The majority of the hearing focused on Robinhood, one of the trading apps that stymied retail traders in the middle of the pump, and Citadel, the company that actually executes Robinhood’s trades and had been accused of meddling in trading to limit losses. But Keith Gill aka DeepFuckingValue on Reddit aka Roaring Kitty on YouTube scored the headlines as he was one of the pre-Gamestonk Gamestop investors who made fortunes from promoting the stock last month – his to the tune of $48M (though apparently he cashed out “only” $13M on his $50K investment).

Gill is currently a co-defendant in a class-action lawsuit filed on behalf of investors that accuses him of “deceitful and manipulative conduct” and violating securities law. “He caused enormous losses not only to those who bought option contracts, but also to those who fell for Gill’s act and bought GameStop stock during the market frenzy at greatly inflated prices,” the suit alleges.

Though Gill told the House committee he was “not an institutional investor, nor […] a hedge fund,” he is in fact a licensed securities broker who works for MassMutual – or rather, worked for MassMutual.
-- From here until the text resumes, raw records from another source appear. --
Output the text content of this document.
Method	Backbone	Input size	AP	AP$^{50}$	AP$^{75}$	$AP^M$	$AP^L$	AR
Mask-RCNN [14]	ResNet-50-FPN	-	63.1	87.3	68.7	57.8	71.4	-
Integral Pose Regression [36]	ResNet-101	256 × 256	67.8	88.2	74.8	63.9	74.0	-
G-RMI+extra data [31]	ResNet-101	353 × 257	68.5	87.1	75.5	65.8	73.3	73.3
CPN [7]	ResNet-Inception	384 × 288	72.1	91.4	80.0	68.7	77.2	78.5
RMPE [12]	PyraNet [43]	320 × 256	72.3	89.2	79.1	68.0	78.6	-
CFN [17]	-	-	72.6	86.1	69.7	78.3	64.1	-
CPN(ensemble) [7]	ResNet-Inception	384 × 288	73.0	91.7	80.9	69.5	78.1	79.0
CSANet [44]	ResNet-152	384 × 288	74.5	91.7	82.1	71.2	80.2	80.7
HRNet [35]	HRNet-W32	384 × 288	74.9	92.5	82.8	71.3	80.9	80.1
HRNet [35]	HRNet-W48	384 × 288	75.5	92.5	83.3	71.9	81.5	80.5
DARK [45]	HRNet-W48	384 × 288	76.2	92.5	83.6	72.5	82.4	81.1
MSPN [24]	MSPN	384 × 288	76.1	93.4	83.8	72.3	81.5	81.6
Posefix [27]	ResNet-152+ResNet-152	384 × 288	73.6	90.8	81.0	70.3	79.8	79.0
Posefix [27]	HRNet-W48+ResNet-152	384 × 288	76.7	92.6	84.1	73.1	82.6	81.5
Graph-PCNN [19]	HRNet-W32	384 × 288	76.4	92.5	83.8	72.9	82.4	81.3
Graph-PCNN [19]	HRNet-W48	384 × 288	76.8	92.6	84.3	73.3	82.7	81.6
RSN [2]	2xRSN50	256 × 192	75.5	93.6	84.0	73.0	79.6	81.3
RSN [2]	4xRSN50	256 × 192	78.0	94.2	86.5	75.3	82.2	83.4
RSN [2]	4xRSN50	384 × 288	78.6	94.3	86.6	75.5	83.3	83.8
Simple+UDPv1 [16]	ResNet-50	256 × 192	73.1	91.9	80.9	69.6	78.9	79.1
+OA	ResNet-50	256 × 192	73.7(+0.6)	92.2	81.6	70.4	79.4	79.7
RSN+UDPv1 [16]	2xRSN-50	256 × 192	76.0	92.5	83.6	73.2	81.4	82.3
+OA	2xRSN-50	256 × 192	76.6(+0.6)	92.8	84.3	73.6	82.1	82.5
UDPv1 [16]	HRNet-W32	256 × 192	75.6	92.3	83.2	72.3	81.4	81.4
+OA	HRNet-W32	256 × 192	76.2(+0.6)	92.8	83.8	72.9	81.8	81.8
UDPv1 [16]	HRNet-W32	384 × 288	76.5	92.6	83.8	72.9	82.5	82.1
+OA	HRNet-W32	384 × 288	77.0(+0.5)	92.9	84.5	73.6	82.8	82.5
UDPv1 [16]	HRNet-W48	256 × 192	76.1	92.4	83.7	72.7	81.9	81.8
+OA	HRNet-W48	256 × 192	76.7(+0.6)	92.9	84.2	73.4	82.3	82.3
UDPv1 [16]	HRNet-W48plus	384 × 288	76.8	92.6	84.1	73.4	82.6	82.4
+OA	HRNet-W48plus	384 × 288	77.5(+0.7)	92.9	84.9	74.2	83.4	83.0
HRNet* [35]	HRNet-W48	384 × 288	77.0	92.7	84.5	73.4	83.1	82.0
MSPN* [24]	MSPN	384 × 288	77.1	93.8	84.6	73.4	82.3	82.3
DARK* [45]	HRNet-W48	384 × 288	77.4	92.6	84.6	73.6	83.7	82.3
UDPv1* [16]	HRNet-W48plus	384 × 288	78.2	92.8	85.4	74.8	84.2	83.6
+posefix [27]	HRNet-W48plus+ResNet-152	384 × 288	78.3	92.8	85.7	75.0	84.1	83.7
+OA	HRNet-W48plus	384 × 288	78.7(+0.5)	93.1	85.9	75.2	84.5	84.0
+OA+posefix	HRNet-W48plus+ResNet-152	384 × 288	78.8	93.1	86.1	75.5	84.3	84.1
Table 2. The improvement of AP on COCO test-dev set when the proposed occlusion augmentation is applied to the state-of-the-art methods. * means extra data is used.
That company, a life insurance and fund-management financial corporation, is also named as a defendant in the suit, which claims it had “legal and regulatory obligations to supervise Gill to prevent this very conduct.”

“The idea that I use social media to promote Gamestop stock to unwitting investors and influence the market is preposterous,” Gill argued at the hearing. “My post did not cause the movement of billions of dollars into Gamestop shares. It is tragic that some people lost money, and my heart goes out to them. But what happened in January just demonstrates again that investing in public securities is extremely risky.”